映画『星守る犬』は、原作のマンガ通りにつくられていたので、原作で泣けなかったからやはりこっちでも泣けなかった。
いや決してつまらないわけではないし、ハッピーという犬に感情移入できる人にとっては心打たれる作品となるだろう。
ていうか、犬がかわいそすぎ。その原因は西田敏行扮するお父さんだ。
娘さんが幼いころは明るく楽しかった家族が、それぞれの人生の変化とともにだんだん心が通わなくなり、不況によるリストラでお父さんが職を失うと、娘や妻との関係も冷えきってしまいついに熟年離婚を迎え、病気をかかえたままホームレスになって、無縁死を迎えるという、現代社会の問題を公式のようにあてはめた人生だ。

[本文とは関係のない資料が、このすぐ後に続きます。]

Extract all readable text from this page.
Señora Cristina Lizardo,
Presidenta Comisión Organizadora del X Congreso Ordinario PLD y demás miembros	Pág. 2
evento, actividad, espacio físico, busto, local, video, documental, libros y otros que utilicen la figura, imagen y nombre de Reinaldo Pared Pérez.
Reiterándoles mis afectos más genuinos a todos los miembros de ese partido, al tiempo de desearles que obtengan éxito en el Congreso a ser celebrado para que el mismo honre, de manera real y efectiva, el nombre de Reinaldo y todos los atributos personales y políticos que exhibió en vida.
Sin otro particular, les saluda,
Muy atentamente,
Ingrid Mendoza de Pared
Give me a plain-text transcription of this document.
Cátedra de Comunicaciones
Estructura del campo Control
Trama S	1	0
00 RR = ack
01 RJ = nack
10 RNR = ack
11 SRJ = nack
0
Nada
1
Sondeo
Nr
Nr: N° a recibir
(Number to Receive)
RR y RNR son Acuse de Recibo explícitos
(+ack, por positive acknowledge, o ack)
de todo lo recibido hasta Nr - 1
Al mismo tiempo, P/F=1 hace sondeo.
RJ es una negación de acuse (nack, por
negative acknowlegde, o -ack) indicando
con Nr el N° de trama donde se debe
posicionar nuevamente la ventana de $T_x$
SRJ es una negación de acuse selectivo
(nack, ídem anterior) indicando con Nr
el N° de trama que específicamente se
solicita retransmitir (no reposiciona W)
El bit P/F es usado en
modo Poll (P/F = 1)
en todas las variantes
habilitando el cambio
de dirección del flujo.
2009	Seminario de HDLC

身一つでバンに乗って旅に出て、山中でそのまま死を迎えようとするのは、自殺に近い亡くなり方だが、たった一人(一犬)の味方がハッピーという犬で、お父さんが息をひきとったあとも、けなげに食べ物をさがしてきてお父さんにとなりにおく。
たしかにせつない。
ちょっと不器用なだけでこんな悲しい運命になってしまう日本社会の現状、なんていうメッセージもこめらているのかもしれないが、どうしてもこのお父さんがかわいそうとは思えなかった。

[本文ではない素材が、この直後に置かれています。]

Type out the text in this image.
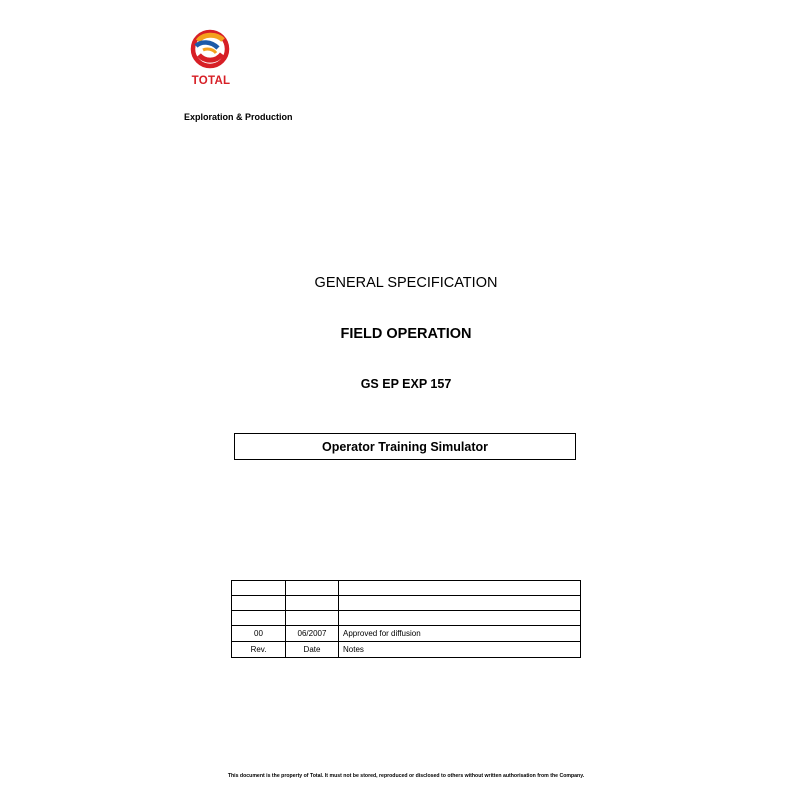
TOTAL
Exploration & Production
GENERAL SPECIFICATION
FIELD OPERATION
GS EP EXP 157
Operator Training Simulator

00	06/2007	Approved for diffusion
Rev.	Date	Notes
This document is the property of Total. It must not be stored, reproduced or disclosed to others without written authorisation from the Company.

年が近いせいか、人ごとと思えないのが一番の理由だろう。
西田敏行といえば、柴俊夫との「坊っちゃん」が「池中玄太」よりも面白かったなあという世代だから。
誰もが無縁死を迎える可能性はあるとは思いながら、おれならもう少し、こうなる前になんとかしたいと思ってしまう。
仕事にしても、家族に対しても。
そんなたいそうな人生を送っているわけではないのだから。
お父さんの年齢設定は、たしか定年少し前くらいのはずだ。
ぜんぜん若いじゃないか。
60歳過ぎてもエネルギッシュな方はいくらでもいる。
縁あって昨年から何回かバンドをご指導いただいた先生も、お若い。
それは決して見た目とかの問題じゃなくて、何かをやるということについて面倒くさがらない若さという感じだ。
むしろ若い人よりも、躊躇なくいろいろやってしまう感覚で暮らしてらっしゃる。
先日も「映画館で『もしドラ』シニア1枚って言うのちょっと恥ずかしかったよ」とおっしゃっていた。
もし奥さんが出て行ってしまったなら、新しい彼女をつくろうかぐらいのいきおいで生きたいじゃないですか。 たぶん現実社会の西田敏行氏って、そんな感じだと思うけど。
なんか、もう年だからとか言って諦めてる姿を見ると逆に「かっこつけてんじゃねえよ」と思ってしまう。
もう一つ、お父さんの生き方に、今の自分たち日本人の象徴を見てしまうのもつらい。
先日の大震災以来、この国のいろんな問題があきらかになって、これを機にみんなちゃんとしようよと言う人はたくさんいる。
そう思っている人ももちろんたくさんいる。
でも、結局かわんなそうな雰囲気がただよいはじめてるよね。
みんな粛々と、放射能あびながら暮らしてるじゃないですか。
家族を失い、ふるさとを奪われ、いまだに水道も電気もないところで暮らしている人がたくさんいて、政治家はあんなだし。
わかってるよ、陽一郎君。選んだおれらが悪いんだよ。でもここまでって思わなかったもの。
ひょっとしたら、誰が政治家になっても、そんなに結果は変わらないのかもしれない。
東電がとか、役所がとか、マスコミがとか文句は言うけど、そんな問題でもないような気がする。
それぞれの局面において、それぞれの場所で、ほとんどの人がまじめに生きている。
がんばらなくていい分までがんばっている人がいっぱいいる。。
でも国全体としたら … 、みんなで緩やかに車の中で死を迎えようとしているようにしか見えないのが、今の日本なのかなと思えてしまうのだ。
久しぶりに書いててくらくてすいません。仕事は元気です。